Difficile alors pour les mordus de « agou », de manger à leur aise, l’igname pillée, à la fête de l’igname de cette année. C’est le client qui trinque et Collette Hounkpatin, rencontrée dans le marché Ganhi, toujours à Cotonou, se demande ce qu’elle peut faire pour gérer son foyer, dans ces conditions ou tout a augmenté de prix. Le maïs, le gari, le haricot, aucun produit vivrier n’a été épargné. C’est toutes les cultures qui ont été affectées cette année par le manque d’eau. Elles n’ont pas bénéficié de la quantité de pluie qui leur faut pour exprimer leur productivité.
Du coup, un vent de panique s’est aussi emparé des paysans qui constatent à leur corps défendant, que leurs différents projets pour cette année sont hypothéqués. Emmanuel Mouzou, producteur et cultivateur, comme il se plait à se présenter est amer. « J’ai semé dès les premières pluies et juste après, il y a eu une rupture des pluies et j’ai perdu mes premières semis.
J’ai repris avec les dernières pluies mais à la fin j’ai noté un faible rendement. J’attendais 1, 5 tonnes pour le maïs à l’hectare mais je n’ai récolté que huit cent kilogrammes ». Mais, dans un cas comme dans l’autre, la situation est très grave. Qu’en sera-t-il alors de la fête de la nouvelle igname si à cause de l’absence de pluie la production d’igname disparait ? Il n’y aura plus de fête. Cette culture aura disparu ainsi. Cela montre, tout de même, la vulnérabilité de la société humaine au changement climatique. Nos valeurs, nos cultures et nos coutumes en seront affectées.
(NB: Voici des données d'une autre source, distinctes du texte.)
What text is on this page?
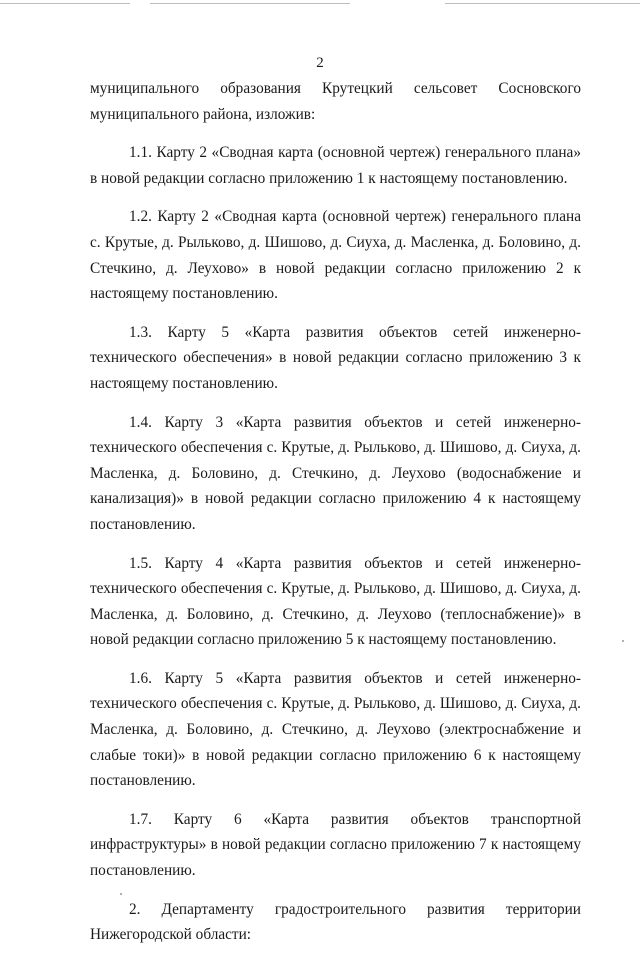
2

муниципального образования Крутецкий сельсовет Сосновского муниципального района, изложив:

1.1. Карту 2 «Сводная карта (основной чертеж) генерального плана» в новой редакции согласно приложению 1 к настоящему постановлению.

1.2. Карту 2 «Сводная карта (основной чертеж) генерального плана с. Крутые, д. Рыльково, д. Шишово, д. Сиуха, д. Масленка, д. Боловино, д. Стечкино, д. Леухово» в новой редакции согласно приложению 2 к настоящему постановлению.

1.3. Карту 5 «Карта развития объектов сетей инженерно-технического обеспечения» в новой редакции согласно приложению 3 к настоящему постановлению.

1.4. Карту 3 «Карта развития объектов и сетей инженерно-технического обеспечения с. Крутые, д. Рыльково, д. Шишово, д. Сиуха, д. Масленка, д. Боловино, д. Стечкино, д. Леухово (водоснабжение и канализация)» в новой редакции согласно приложению 4 к настоящему постановлению.

1.5. Карту 4 «Карта развития объектов и сетей инженерно-технического обеспечения с. Крутые, д. Рыльково, д. Шишово, д. Сиуха, д. Масленка, д. Боловино, д. Стечкино, д. Леухово (теплоснабжение)» в новой редакции согласно приложению 5 к настоящему постановлению.

1.6. Карту 5 «Карта развития объектов и сетей инженерно-технического обеспечения с. Крутые, д. Рыльково, д. Шишово, д. Сиуха, д. Масленка, д. Боловино, д. Стечкино, д. Леухово (электроснабжение и слабые токи)» в новой редакции согласно приложению 6 к настоящему постановлению.

1.7. Карту 6 «Карта развития объектов транспортной инфраструктуры» в новой редакции согласно приложению 7 к настоящему постановлению.

2. Департаменту градостроительного развития территории Нижегородской области:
Pour l’heure personne ne veut réfléchir à cette éventualité et chacun considère la situation de cette année comme un accident de parcours. La solution ridicule que propose, chaque fois le gouvernement, en pareille circonstance, est d’organiser des séances de prières dans les églises, temples et couvents pour faire tomber la pluie. Le ciel risque de rester sourd à cet appel parce que cela ne suffira pas.